At eight years old, Griffin Clark singlehandedly wrote, edited, and published The Kronicle, a laminated newspaper and website that covered New England sports and stories of local interest. Though circulation was small—primarily his parents—the Rhode Island-based writer was diligent in delivering the content his readers craved: coverage of the New England Patriots training camp, NFL pre-season scores, and the Obamas’ visit to Martha’s Vineyard. The Kronicle even had a word search and a companion broadcast show, aptly titled Griffin News.
You could call it preparation for the big time, which came in 2017 when Griffin, then 11, was chosen as one of 15 young reporters to join Sports Illustrated Kids. Since 2009, the Kid Reporters program has sponsored budding writers and broadcasters who spend at least a year contributing to SIkids.com and the national magazine. While refining their craft, they get to learn from professional editors. We spoke with Griffin about his experience working at a national level, how his writing has changed, and what advice he’d give to other young reporters.
Tell me about the Kid Reporters program. What was the application process?
I had to send in a few pieces. The first one was about an influential figure in my hometown. So I chose Deb McMullen, a successful field hockey coach for my school in East Greenwich, RI. The second piece was about why I wanted to be a kid reporter.
What did you say?
After I was chosen and went to New York to meet my editor, he told me what stood out about mine, and what stood out about the other Kid Reporters, was that we wanted to improve on our writing rather than, “I want to meet athletes.” Many kids just wanted to meet the athletes, but I wanted to use this as an opportunity to write and get better at writing for school. Then along the way you’re going to meet athletes, which is still really cool.
Were you writing for fun prior to this program?
I had a newspaper and website when I was younger called The Kronicle. I would watch the news and then write my own perspective about it.
Is that site still up? Our readers would love to see it.

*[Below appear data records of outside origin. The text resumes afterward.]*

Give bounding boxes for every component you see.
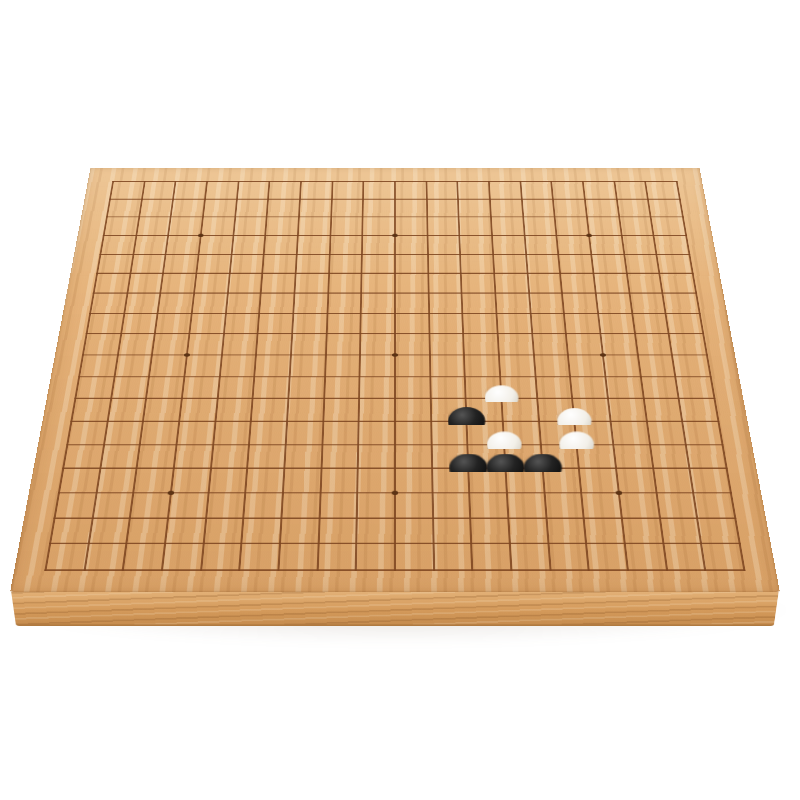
go-board-surface[interactable]	[10, 168, 780, 592]
grid-line-horizontal	[62, 468, 728, 469]
grid-line-vertical	[425, 181, 435, 571]
hoshi-point	[392, 234, 398, 237]
grid-line-vertical	[676, 181, 746, 571]
grid-line-vertical	[394, 181, 396, 571]
grid-line-vertical	[44, 181, 114, 571]
hoshi-point	[616, 491, 623, 495]
grid-line-vertical	[277, 181, 302, 571]
product-photo-background	[0, 0, 800, 800]
grid-line-vertical	[239, 181, 271, 571]
grid-line-vertical	[355, 181, 365, 571]
grid-line-vertical	[316, 181, 333, 571]
grid-line-vertical	[488, 181, 513, 571]
hoshi-point	[586, 234, 592, 237]
hoshi-point	[168, 491, 175, 495]
grid-line-vertical	[457, 181, 474, 571]
board-front-edge	[11, 592, 779, 626]
grid-line-vertical	[645, 181, 707, 571]
grid-line-vertical	[551, 181, 591, 571]
grid-line-vertical	[200, 181, 240, 571]
hoshi-point	[198, 234, 204, 237]
hoshi-point	[392, 491, 398, 495]
grid-line-vertical	[83, 181, 145, 571]
grid-line-vertical	[519, 181, 551, 571]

No, it’s gone now. It was a subscription, so I had to pay for it. And as I had more things to do for school, I kind of got out of it.
What inspired you to start The Kronicle?
I knew I was capable of writing a good essay. I just never even imaged that I could write now at a level where it would get published. I thought it would definitely be good practice for school and that kind of thing.

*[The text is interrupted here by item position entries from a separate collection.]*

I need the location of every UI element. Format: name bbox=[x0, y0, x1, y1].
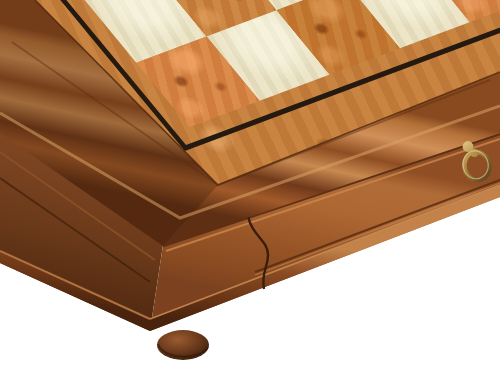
drawer-ring-pull[interactable] bbox=[460, 141, 493, 183]
chessboard-corner-photo bbox=[0, 0, 500, 375]
rim-left-shading bbox=[0, 0, 218, 246]
case-rim-and-hardware bbox=[0, 0, 500, 375]
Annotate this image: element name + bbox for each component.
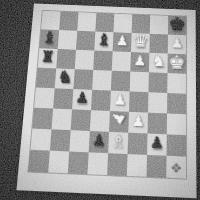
square-h8: ♚ [168,16,186,35]
square-b3 [51,109,72,131]
square-e6 [112,51,131,71]
square-c6 [75,50,95,70]
square-d6 [93,51,112,71]
piece-white-bishop: ♗ [110,131,127,150]
square-h5 [167,73,186,94]
square-f4 [129,91,148,112]
piece-white-pawn: ♟ [113,92,127,107]
board-grid: ♚♝♝♟♛♟♜♟♞♚♞♟♟♟♟♟♗♟❖ [29,11,187,179]
square-a6: ♜ [38,48,58,68]
square-g5 [148,72,167,93]
piece-white-pawn: ♟ [133,53,146,67]
square-e8 [113,14,132,33]
chess-photo: ♚♝♝♟♛♟♜♟♞♚♞♟♟♟♟♟♗♟❖ :·:·:·: [0,0,200,200]
piece-black-bishop: ♝ [96,31,112,48]
square-h1: ❖ [166,156,186,179]
piece-white-queen: ♛ [132,32,149,50]
square-f2 [128,133,148,155]
square-b7 [58,30,78,50]
piece-black-bishop: ♝ [41,29,58,46]
piece-white-pawn-fallen: ♟ [108,108,128,127]
square-c5 [73,69,93,90]
piece-white-knight: ♞ [151,53,166,69]
square-a7: ♝ [39,29,59,49]
square-c1 [68,151,89,174]
square-d7: ♝ [94,32,113,52]
square-b2 [50,129,71,151]
square-c3 [71,109,91,131]
square-c7 [76,31,95,51]
square-g1 [147,155,167,178]
square-a1 [29,150,50,173]
square-c2 [69,130,90,152]
square-h3 [167,113,186,135]
piece-white-pawn: ♟ [131,113,145,128]
square-d4 [91,90,111,111]
square-f7: ♛ [131,33,150,53]
square-a4 [34,87,54,108]
square-g8 [150,15,168,34]
square-b5: ♞ [55,68,75,89]
piece-white-king: ♚ [168,52,186,71]
square-g2: ♟ [147,134,167,156]
chess-board: ♚♝♝♟♛♟♜♟♞♚♞♟♟♟♟♟♗♟❖ :·:·:·: [16,3,196,198]
square-f3: ♟ [128,112,148,134]
square-a3 [32,108,53,130]
square-a5 [36,68,56,89]
piece-black-rook: ♜ [40,49,55,64]
piece-black-pawn: ♟ [75,90,89,105]
square-h2 [167,134,187,156]
square-f5 [130,72,149,93]
piece-black-king: ♚ [168,14,185,32]
square-g3 [148,113,168,135]
square-g6: ♞ [149,53,168,73]
square-d2: ♟ [89,131,109,153]
square-f6: ♟ [130,52,149,72]
square-h4 [167,93,186,114]
square-b8 [59,12,78,31]
square-b4 [53,88,73,109]
square-c4: ♟ [72,89,92,110]
square-b1 [48,151,69,174]
square-g4 [148,92,167,113]
piece-white-pawn: ♟ [170,36,183,50]
corner-stamp-icon: ❖ [170,160,182,174]
board-margin-text: :·:·:·: [190,56,195,71]
square-f1 [127,154,147,177]
square-a2 [30,129,51,151]
piece-black-pawn: ♟ [150,135,164,151]
square-e1 [107,153,127,176]
square-d1 [87,152,108,175]
square-e2: ♗ [108,132,128,154]
square-c8 [77,12,96,31]
square-e5 [111,71,130,92]
piece-white-pawn: ♟ [116,33,129,47]
square-h6: ♚ [167,54,186,74]
piece-black-knight: ♞ [57,68,73,85]
square-e7: ♟ [113,32,132,52]
square-d5 [92,70,112,91]
square-d3 [90,110,110,132]
piece-black-pawn: ♟ [92,132,106,148]
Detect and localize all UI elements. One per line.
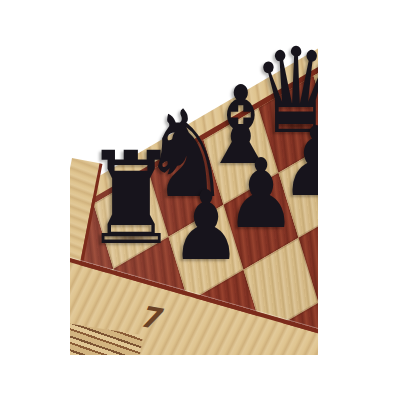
board-photo: 7 ♜♞♝♛♟♟♟ <box>70 22 318 355</box>
black-pawn-d7: ♟ <box>167 178 246 274</box>
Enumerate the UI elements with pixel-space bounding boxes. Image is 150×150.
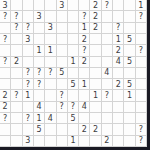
cell-r7c12[interactable] bbox=[124, 68, 135, 79]
cell-r13c2[interactable] bbox=[11, 136, 22, 147]
cell-r9c11[interactable] bbox=[113, 90, 124, 101]
cell-r1c6[interactable]: 3 bbox=[57, 0, 68, 11]
cell-r5c9[interactable] bbox=[90, 45, 101, 56]
cell-r8c1[interactable] bbox=[0, 79, 11, 90]
cell-r11c2[interactable] bbox=[11, 113, 22, 124]
cell-r13c5[interactable] bbox=[45, 136, 56, 147]
cell-r11c10[interactable] bbox=[102, 113, 113, 124]
cell-r10c3[interactable] bbox=[23, 102, 34, 113]
cell-r5c7[interactable] bbox=[68, 45, 79, 56]
cell-r10c1[interactable]: 2 bbox=[0, 102, 11, 113]
cell-r7c9[interactable] bbox=[90, 68, 101, 79]
cell-r4c10[interactable] bbox=[102, 34, 113, 45]
cell-r5c2[interactable] bbox=[11, 45, 22, 56]
cell-r13c10[interactable]: 2 bbox=[102, 136, 113, 147]
cell-r2c12[interactable] bbox=[124, 11, 135, 22]
cell-r10c4[interactable]: 4 bbox=[34, 102, 45, 113]
cell-r13c1[interactable] bbox=[0, 136, 11, 147]
cell-r5c11[interactable]: 2 bbox=[113, 45, 124, 56]
cell-r2c5[interactable] bbox=[45, 11, 56, 22]
cell-r12c9[interactable]: 2 bbox=[90, 124, 101, 135]
cell-r10c7[interactable]: ? bbox=[68, 102, 79, 113]
cell-r12c6[interactable] bbox=[57, 124, 68, 135]
cell-r2c2[interactable]: ? bbox=[11, 11, 22, 22]
cell-r6c2[interactable]: 2 bbox=[11, 57, 22, 68]
cell-r8c11[interactable]: 2 bbox=[113, 79, 124, 90]
cell-r6c7[interactable]: 1 bbox=[68, 57, 79, 68]
cell-r3c5[interactable]: 3 bbox=[45, 23, 56, 34]
cell-r12c7[interactable] bbox=[68, 124, 79, 135]
cell-r5c8[interactable]: ? bbox=[79, 45, 90, 56]
cell-r10c9[interactable] bbox=[90, 102, 101, 113]
cell-r4c12[interactable]: 5 bbox=[124, 34, 135, 45]
cell-r8c13[interactable] bbox=[136, 79, 147, 90]
cell-r2c13[interactable]: ? bbox=[136, 11, 147, 22]
cell-r7c1[interactable] bbox=[0, 68, 11, 79]
cell-r1c4[interactable] bbox=[34, 0, 45, 11]
cell-r3c11[interactable]: ? bbox=[113, 23, 124, 34]
cell-r9c10[interactable]: ? bbox=[102, 90, 113, 101]
cell-r9c5[interactable] bbox=[45, 90, 56, 101]
cell-r5c12[interactable] bbox=[124, 45, 135, 56]
cell-r13c6[interactable] bbox=[57, 136, 68, 147]
cell-r2c11[interactable] bbox=[113, 11, 124, 22]
cell-r5c4[interactable]: 1 bbox=[34, 45, 45, 56]
cell-r2c3[interactable] bbox=[23, 11, 34, 22]
cell-r4c2[interactable] bbox=[11, 34, 22, 45]
cell-r3c4[interactable] bbox=[34, 23, 45, 34]
cell-r9c8[interactable] bbox=[79, 90, 90, 101]
cell-r6c11[interactable]: 4 bbox=[113, 57, 124, 68]
cell-r4c11[interactable]: 1 bbox=[113, 34, 124, 45]
cell-r2c7[interactable] bbox=[68, 11, 79, 22]
cell-r13c11[interactable] bbox=[113, 136, 124, 147]
cell-r3c2[interactable]: ? bbox=[11, 23, 22, 34]
cell-r1c5[interactable] bbox=[45, 0, 56, 11]
cell-r11c6[interactable] bbox=[57, 113, 68, 124]
cell-r11c8[interactable] bbox=[79, 113, 90, 124]
cell-r6c4[interactable] bbox=[34, 57, 45, 68]
cell-r3c9[interactable]: 2 bbox=[90, 23, 101, 34]
cell-r1c8[interactable] bbox=[79, 0, 90, 11]
cell-r10c8[interactable]: 4 bbox=[79, 102, 90, 113]
cell-r12c12[interactable] bbox=[124, 124, 135, 135]
cell-r2c10[interactable] bbox=[102, 11, 113, 22]
cell-r5c1[interactable] bbox=[0, 45, 11, 56]
cell-r10c2[interactable] bbox=[11, 102, 22, 113]
cell-r1c12[interactable] bbox=[124, 0, 135, 11]
cell-r2c1[interactable]: ? bbox=[0, 11, 11, 22]
cell-r11c1[interactable]: ? bbox=[0, 113, 11, 124]
cell-r13c7[interactable]: 1 bbox=[68, 136, 79, 147]
cell-r8c6[interactable] bbox=[57, 79, 68, 90]
cell-r11c13[interactable] bbox=[136, 113, 147, 124]
cell-r9c13[interactable] bbox=[136, 90, 147, 101]
cell-r9c3[interactable]: 1 bbox=[23, 90, 34, 101]
cell-r2c8[interactable]: ? bbox=[79, 11, 90, 22]
cell-r3c1[interactable] bbox=[0, 23, 11, 34]
cell-r1c9[interactable]: 2 bbox=[90, 0, 101, 11]
cell-r8c3[interactable]: ? bbox=[23, 79, 34, 90]
cell-r8c9[interactable] bbox=[90, 79, 101, 90]
cell-r1c3[interactable] bbox=[23, 0, 34, 11]
cell-r3c10[interactable] bbox=[102, 23, 113, 34]
cell-r11c3[interactable]: ? bbox=[23, 113, 34, 124]
cell-r3c6[interactable] bbox=[57, 23, 68, 34]
cell-r1c1[interactable]: 3 bbox=[0, 0, 11, 11]
cell-r8c8[interactable]: 1 bbox=[79, 79, 90, 90]
cell-r7c7[interactable] bbox=[68, 68, 79, 79]
cell-r8c7[interactable]: 5 bbox=[68, 79, 79, 90]
cell-r11c4[interactable]: 1 bbox=[34, 113, 45, 124]
cell-r5c13[interactable]: ? bbox=[136, 45, 147, 56]
cell-r12c4[interactable]: 5 bbox=[34, 124, 45, 135]
cell-r4c6[interactable] bbox=[57, 34, 68, 45]
cell-r4c7[interactable] bbox=[68, 34, 79, 45]
cell-r4c8[interactable]: 2 bbox=[79, 34, 90, 45]
cell-r9c9[interactable]: 1 bbox=[90, 90, 101, 101]
cell-r6c10[interactable] bbox=[102, 57, 113, 68]
puzzle-board: 332?1??3?2???312??321511?2??21245???54??… bbox=[0, 0, 147, 147]
cell-r12c10[interactable] bbox=[102, 124, 113, 135]
cell-r12c2[interactable] bbox=[11, 124, 22, 135]
cell-r10c5[interactable] bbox=[45, 102, 56, 113]
cell-r12c3[interactable] bbox=[23, 124, 34, 135]
cell-r13c8[interactable] bbox=[79, 136, 90, 147]
cell-r6c6[interactable] bbox=[57, 57, 68, 68]
cell-r6c3[interactable] bbox=[23, 57, 34, 68]
cell-r1c13[interactable]: 1 bbox=[136, 0, 147, 11]
cell-r6c13[interactable] bbox=[136, 57, 147, 68]
cell-r3c7[interactable] bbox=[68, 23, 79, 34]
cell-r7c3[interactable]: ? bbox=[23, 68, 34, 79]
cell-r1c7[interactable] bbox=[68, 0, 79, 11]
cell-r6c9[interactable] bbox=[90, 57, 101, 68]
cell-r6c1[interactable]: ? bbox=[0, 57, 11, 68]
cell-r7c10[interactable]: 4 bbox=[102, 68, 113, 79]
cell-r12c5[interactable] bbox=[45, 124, 56, 135]
cell-r13c13[interactable]: ? bbox=[136, 136, 147, 147]
cell-r7c6[interactable]: 5 bbox=[57, 68, 68, 79]
cell-r5c10[interactable] bbox=[102, 45, 113, 56]
cell-r9c6[interactable]: ? bbox=[57, 90, 68, 101]
cell-r2c9[interactable]: 2 bbox=[90, 11, 101, 22]
cell-r8c10[interactable] bbox=[102, 79, 113, 90]
cell-r4c5[interactable] bbox=[45, 34, 56, 45]
cell-r4c4[interactable] bbox=[34, 34, 45, 45]
cell-r7c8[interactable] bbox=[79, 68, 90, 79]
cell-r8c4[interactable]: ? bbox=[34, 79, 45, 90]
cell-r5c3[interactable] bbox=[23, 45, 34, 56]
cell-r12c1[interactable] bbox=[0, 124, 11, 135]
cell-r2c6[interactable] bbox=[57, 11, 68, 22]
cell-r13c12[interactable] bbox=[124, 136, 135, 147]
cell-r5c6[interactable] bbox=[57, 45, 68, 56]
cell-r12c8[interactable]: 2 bbox=[79, 124, 90, 135]
cell-r11c11[interactable] bbox=[113, 113, 124, 124]
cell-r10c13[interactable] bbox=[136, 102, 147, 113]
cell-r1c2[interactable] bbox=[11, 0, 22, 11]
cell-r3c3[interactable]: ? bbox=[23, 23, 34, 34]
cell-r11c7[interactable]: 5 bbox=[68, 113, 79, 124]
cell-r10c11[interactable] bbox=[113, 102, 124, 113]
cell-r9c2[interactable]: ? bbox=[11, 90, 22, 101]
cell-r10c12[interactable] bbox=[124, 102, 135, 113]
cell-r2c4[interactable]: 3 bbox=[34, 11, 45, 22]
cell-r13c9[interactable] bbox=[90, 136, 101, 147]
cell-r3c13[interactable] bbox=[136, 23, 147, 34]
cell-r3c8[interactable]: 1 bbox=[79, 23, 90, 34]
cell-r9c1[interactable]: 2 bbox=[0, 90, 11, 101]
cell-r10c10[interactable] bbox=[102, 102, 113, 113]
cell-r8c5[interactable] bbox=[45, 79, 56, 90]
cell-r9c4[interactable] bbox=[34, 90, 45, 101]
cell-r13c3[interactable]: 3 bbox=[23, 136, 34, 147]
puzzle-screen: 332?1??3?2???312??321511?2??21245???54??… bbox=[0, 0, 150, 150]
cell-r4c3[interactable]: 3 bbox=[23, 34, 34, 45]
cell-r3c12[interactable] bbox=[124, 23, 135, 34]
cell-r4c9[interactable] bbox=[90, 34, 101, 45]
cell-r6c12[interactable]: 5 bbox=[124, 57, 135, 68]
cell-r7c2[interactable] bbox=[11, 68, 22, 79]
cell-r12c13[interactable]: ? bbox=[136, 124, 147, 135]
cell-r6c5[interactable] bbox=[45, 57, 56, 68]
cell-r13c4[interactable] bbox=[34, 136, 45, 147]
cell-r11c9[interactable] bbox=[90, 113, 101, 124]
cell-r11c12[interactable] bbox=[124, 113, 135, 124]
cell-r9c12[interactable]: 1 bbox=[124, 90, 135, 101]
cell-r8c12[interactable]: 5 bbox=[124, 79, 135, 90]
cell-r10c6[interactable]: ? bbox=[57, 102, 68, 113]
cell-r7c4[interactable]: ? bbox=[34, 68, 45, 79]
cell-r7c5[interactable]: ? bbox=[45, 68, 56, 79]
cell-r8c2[interactable] bbox=[11, 79, 22, 90]
cell-r1c11[interactable] bbox=[113, 0, 124, 11]
cell-r1c10[interactable]: ? bbox=[102, 0, 113, 11]
cell-r9c7[interactable] bbox=[68, 90, 79, 101]
cell-r4c1[interactable]: ? bbox=[0, 34, 11, 45]
cell-r11c5[interactable]: 4 bbox=[45, 113, 56, 124]
cell-r7c11[interactable] bbox=[113, 68, 124, 79]
cell-r12c11[interactable] bbox=[113, 124, 124, 135]
cell-r5c5[interactable]: 1 bbox=[45, 45, 56, 56]
cell-r7c13[interactable] bbox=[136, 68, 147, 79]
cell-r6c8[interactable]: 2 bbox=[79, 57, 90, 68]
cell-r4c13[interactable] bbox=[136, 34, 147, 45]
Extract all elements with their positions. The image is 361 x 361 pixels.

I know it’s early, but is this something you think you might want to pursue outside of school, maybe professionally?
I definitely see this as a potential career. After my classes with Sports Illustrated Kids and Kid Reporter, I might do some freelance writing. That would probably be the next step. Then in the distant future, I would like to go to college, and if I’m successful, do some writing, some broadcasting, maybe some podcasts along the way.
Since joining the program, what has been the biggest change in how you approach writing?
I was always really stubborn about my writing. I didn’t want to take suggestions. I thought it was really good and there was no room for change, but as I became a Kid Reporter, I learned that you have to be open to making changes from people who want to help you. My editor has taught me some very good and reliable sources to use when I’m doing research. That’s something, as well—I’ve really grown when it comes to learning good sources to use.
Have you done a lot of interviews as part of your writing, or has it mostly been web sources?
Mostly web sources, but I’ve done a few interviews along the way. I did a story about the rise of flag football. I used my hometown’s league as the example. I got to interview the league president, who was my first coach, and the vice president, Dan Koppen, who used to be a center for the New England Patriots.
How do you find your stories in the first place? Do you pitch or are they assigned to you?
I pitch my editor. One of the big things in the Kid Reporter program is learning how to come up with good story ideas and learning how to send a good pitch, almost persuading the editor why the story would be good to write.
How did you sell the flag football story to your editor?
I really knew how much it had grown because I’ve been in the league since it was founded. I thought this was really important because kids are backing away from tackle football now because of the risk of injury. I felt this was something kids would really be interested in reading, to see how much it has grown and how much more interest flag football has gained.
The way I presented it was: I’ve been involved with this league, and I had a front row seat to watch how this sport has grown, so I think it would be a really good article for me to write and a really good read for kids.
Speaking of editors, what’s the most valuable piece of advice your editor has given you so far?
My editor, Jeremy, has given me a lot to work with and really taught me a lot. Something that’s pretty important that he’s taught me is patience when you’re writing and setting up interviews, and when you’re getting ready to go to an event.
What advice do you have for people starting out in this field?
I’ve really grown just from learning and definitely from practice. There are plenty of pieces that I’ve written that haven’t been published. I’ve just written them for fun and practice. The main point is to practice what you’re doing and understand that not everything is going to get published. It’s really important to stay confident in yourself and know that you can grow.
This interview has been edited for length and clarity.